THEME 4
Image-guided Automatic Robotic Surgery
T42-409/18-R
Coordinating Institution
- The Chinese University of Hong Kong
Participating Institution(s)
- City University of Hong Kong
- The University of Hong Kong
Abstract
Existing surgical robots work in a remote-control mode, where a surgeon attentively tele-controls all the robots’ motions. It is widely considered that they will be replaced by next-generation surgical robots that can assist surgeons with automation functions and surgical intelligence. The next-generation surgical robots are expected to effectively alleviate surgeons’ physical and mental workload to reduce human errors and, hence, improve the overall quality of the surgery. This project aimed to develop state-of-the-art solutions to crucial technical problems, including real-time sensing, operative planning, instrument motion/action control, and surgical data analysis in semi-automated or automated robotic surgery. The research outputs have been integrated into surgical robotic systems, which were validated through cadaver experiments or clinical studies on human subjects. In addition to the academic research and technology development, parts of the research outputs have been commercialized by two startup companies spun off by the team members. The project could not have been completed successfully without close collaborations among the engineering experts, surgeons, local universities, and international institutions.
Research Impact
1) We have developed state-of-the-art technologies in sensing, planning, control and intelligence towards automated robotic surgery and the related intellectual properties, as evidenced by a large number of publications/presentations in the top journals or international conferences; 2) Commercialised parts of the research outputs via two startup companies, CornerStone Robotics Ltd and Agilis Robotics Ltd, which were established by the team members. The two startups have become leading players in multi-port surgical robots and miniature flexible surgical robots, respectively. 3) Developed the first one-surgeon-four-arms system and conducted the first clinical trials on AI-assisted semi-automated surgical robot; 4) The work has received international recognitions, as evidenced by the Best Paper award in medical robotics at the 2021 International Conference on Robotics and Automation etc.; 5) The research outputs largely contributed to the establishment of the InnoHK Centre: Multi-scale Medical Robotics Centre, which has been one of the leading centres in medical robotics in the world.

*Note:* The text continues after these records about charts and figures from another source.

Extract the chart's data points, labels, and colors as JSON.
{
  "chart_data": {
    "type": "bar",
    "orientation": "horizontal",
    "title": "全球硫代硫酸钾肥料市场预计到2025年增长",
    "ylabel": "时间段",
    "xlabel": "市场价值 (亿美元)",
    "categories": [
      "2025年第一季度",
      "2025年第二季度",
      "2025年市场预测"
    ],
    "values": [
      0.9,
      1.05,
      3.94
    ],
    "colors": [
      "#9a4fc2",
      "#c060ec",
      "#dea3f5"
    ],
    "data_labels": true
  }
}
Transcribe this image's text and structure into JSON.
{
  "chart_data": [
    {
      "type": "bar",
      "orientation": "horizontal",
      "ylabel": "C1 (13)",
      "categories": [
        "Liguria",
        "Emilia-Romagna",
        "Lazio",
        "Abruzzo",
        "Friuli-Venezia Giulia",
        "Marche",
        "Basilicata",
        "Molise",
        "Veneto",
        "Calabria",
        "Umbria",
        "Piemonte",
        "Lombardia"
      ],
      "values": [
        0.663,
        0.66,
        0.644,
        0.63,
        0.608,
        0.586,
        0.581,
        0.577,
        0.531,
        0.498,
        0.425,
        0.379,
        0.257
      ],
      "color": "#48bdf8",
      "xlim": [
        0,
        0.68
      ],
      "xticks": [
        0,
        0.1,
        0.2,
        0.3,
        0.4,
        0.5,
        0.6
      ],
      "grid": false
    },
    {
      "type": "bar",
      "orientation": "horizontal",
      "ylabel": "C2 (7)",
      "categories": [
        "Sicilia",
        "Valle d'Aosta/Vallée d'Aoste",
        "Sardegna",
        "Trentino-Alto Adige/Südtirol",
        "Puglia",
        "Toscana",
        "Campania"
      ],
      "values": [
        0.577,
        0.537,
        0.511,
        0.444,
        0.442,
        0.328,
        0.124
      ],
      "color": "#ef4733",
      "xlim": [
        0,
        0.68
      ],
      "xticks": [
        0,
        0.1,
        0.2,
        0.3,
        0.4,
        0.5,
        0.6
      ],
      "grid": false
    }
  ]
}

Professor Yunhui Liu is currently Choh-Ming Li Professor of Mechanical and Automation Engineering, the Director of the CUHK T Stone Robotics Institute, and the Director/CEO of Hong Kong Centre for Logistics Robotics funded by the InnoHK clusters. He has published more than 500 papers in refereed journals and conference proceedings and was listed in the Highly Cited Authors (Engineering) by Thomson Reuters in 2013. His research interests include vision-based robotics, machine intelligence, and their applications in manufacturing, logistics, healthcare, and construction. Professor Liu has received numerous research awards from international journals and international conferences in robotics and automation and government agencies. In recent years, he has been actively transferring robotics technologies developed at university labs to industries and founded or co-founded VisionNav Robotics, CornerStone Robotics, and Zanecon Robotics. He is an IEEE Fellow and a HKAES Fellow.